Si vous êtes propriétaire, une facture de plus arrivera dans votre boite aux lettres cette semaine: votre compte de taxe foncière. 400 000 Montréalais devront payer plus de 3 milliards de dollars d’impôts fonciers au cours des prochains mois.

Mais que se passerait-il si les Montréalais se révoltaient du jour au lendemain contre cette taxe qui augmente d’année et en année? Que risqueraient-il en refusant de s’acquitter de la facture?

Pour vous éviter d’avoir à faire le test (et d’en subir les conséquences), Métro a analysé le processus de recouvrement des comptes de taxes de 2014.

Conclusion: vous risquez gros!

La taxe foncière ne suffit plus
Vous n’êtes pas le seul à pester contre les impôts fonciers: les élus aussi. C’est même un des rares points sur lesquels les politiciens municipaux sont d’accord: Montréal est trop dépendante à cette taxe sur les terrains et les bâtiments.

«La dépendance n’est pas juste élevée, elle est énorme», soutient Guillaume Lavoie, porte-parole en matière de finances pour Projet Montréal. Pour 2016, la Ville estime que les taxes foncières représentent 69,1% de ses revenus, soit environ 3,4 milliards de dollars.

Pour Pierre Desrochers, président du comité exécutif et responsable des finances à la Ville, la taxe foncière a les avantages de ses inconvénients. D’un côté, elle permet d’avoir des revenus stables, puisque les bâtiments et terrains sont là pour rester. Mais de l’autre, cet impôt ne capte rien ou presque de l’effervescence économique de Montréal.

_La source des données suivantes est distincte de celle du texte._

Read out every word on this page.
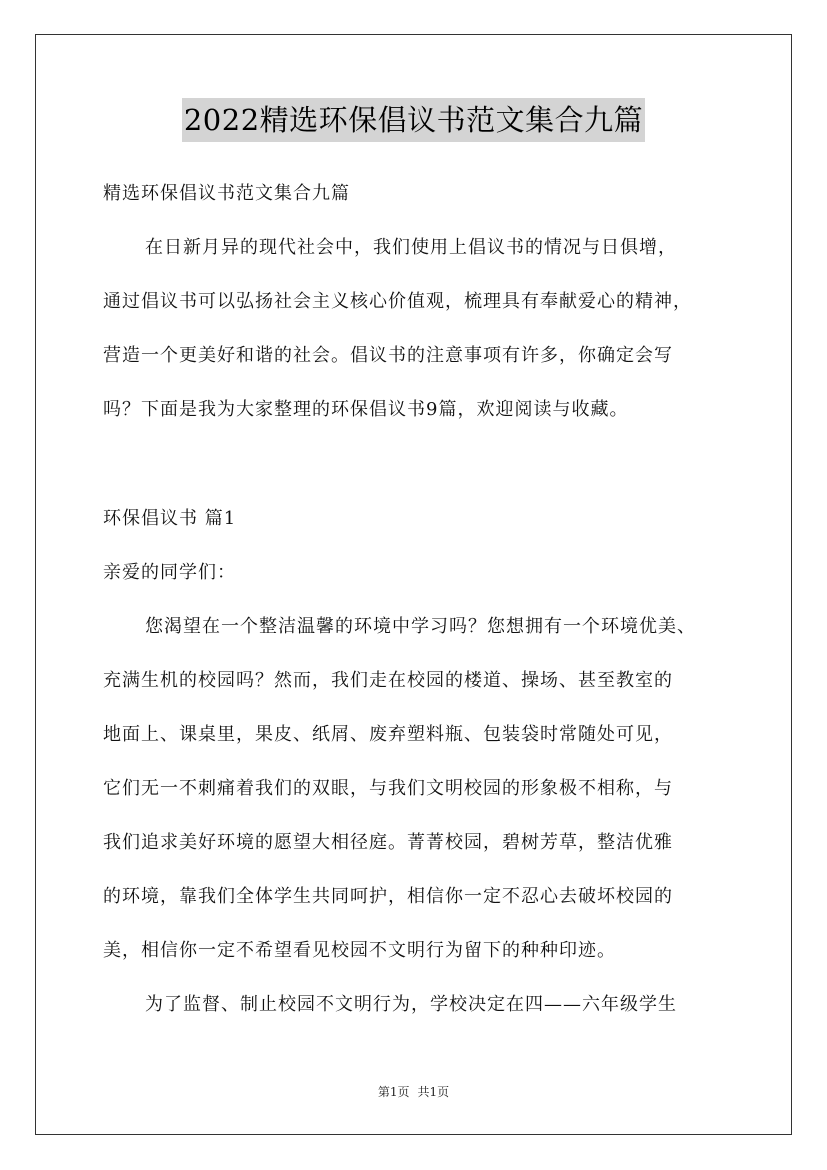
2022精选环保倡议书范文集合九篇
精选环保倡议书范文集合九篇
在日新月异的现代社会中，我们使用上倡议书的情况与日俱增，
通过倡议书可以弘扬社会主义核心价值观，梳理具有奉献爱心的精神，
营造一个更美好和谐的社会。倡议书的注意事项有许多，你确定会写
吗？下面是我为大家整理的环保倡议书9篇，欢迎阅读与收藏。
环保倡议书 篇1
亲爱的同学们：
您渴望在一个整洁温馨的环境中学习吗？您想拥有一个环境优美、
充满生机的校园吗？然而，我们走在校园的楼道、操场、甚至教室的
地面上、课桌里，果皮、纸屑、废弃塑料瓶、包装袋时常随处可见，
它们无一不刺痛着我们的双眼，与我们文明校园的形象极不相称，与
我们追求美好环境的愿望大相径庭。菁菁校园，碧树芳草，整洁优雅
的环境，靠我们全体学生共同呵护，相信你一定不忍心去破坏校园的
美，相信你一定不希望看见校园不文明行为留下的种种印迹。
为了监督、制止校园不文明行为，学校决定在四——六年级学生
第1页 共1页
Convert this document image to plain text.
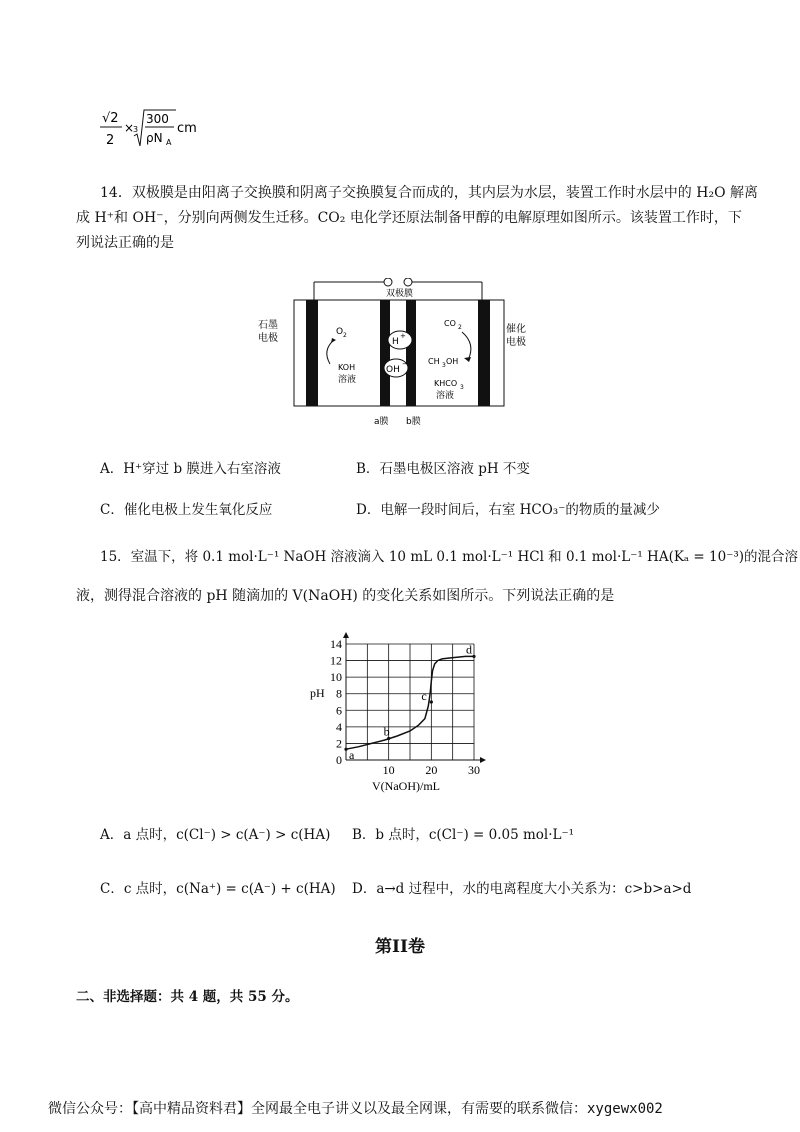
√2
2
×
3
300
ρN A
cm
14．双极膜是由阳离子交换膜和阴离子交换膜复合而成的，其内层为水层，装置工作时水层中的 H₂O 解离
成 H⁺和 OH⁻，分别向两侧发生迁移。CO₂ 电化学还原法制备甲醇的电解原理如图所示。该装置工作时，下
列说法正确的是
双极膜
H
+
OH
−
石墨
电极
O 2
KOH
溶液
CO 2
CH 3 OH
KHCO 3
溶液
催化
电极
a膜 b膜
A．H⁺穿过 b 膜进入右室溶液	B．石墨电极区溶液 pH 不变
C．催化电极上发生氧化反应	D．电解一段时间后，右室 HCO₃⁻的物质的量减少
15．室温下，将 0.1 mol·L⁻¹ NaOH 溶液滴入 10 mL 0.1 mol·L⁻¹ HCl 和 0.1 mol·L⁻¹ HA(Kₐ = 10⁻³)的混合溶
液，测得混合溶液的 pH 随滴加的 V(NaOH) 的变化关系如图所示。下列说法正确的是
0
2
4
6
8
10
12
14
10	20	30
pH
V(NaOH)/mL
a
b
c
d
A．a 点时，c(Cl⁻) > c(A⁻) > c(HA) B．b 点时，c(Cl⁻) = 0.05 mol·L⁻¹
C．c 点时，c(Na⁺) = c(A⁻) + c(HA) D．a→d 过程中，水的电离程度大小关系为：c>b>a>d
第II卷
二、非选择题：共 4 题，共 55 分。
微信公众号：【高中精品资料君】全网最全电子讲义以及最全网课，有需要的联系微信：xygewx002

«Que l’on travaille fort pour développer des événements ou des festivals, la plupart du temps, ce sont des dépenses sans aucun revenu pour la Ville», explique-t-il.

Guillaume Lavoie donne pour exemple le Grand Prix de Montréal. «On pourrait se dire qu’il y a plus d’activité économique avec le Grand Prix. Mais la taxe foncière ne fait aucune différence. Un hôtel, qu’il soit plein tous les soirs ou à moitié plein, la valeur de la bâtisse et du terrain reste la même.»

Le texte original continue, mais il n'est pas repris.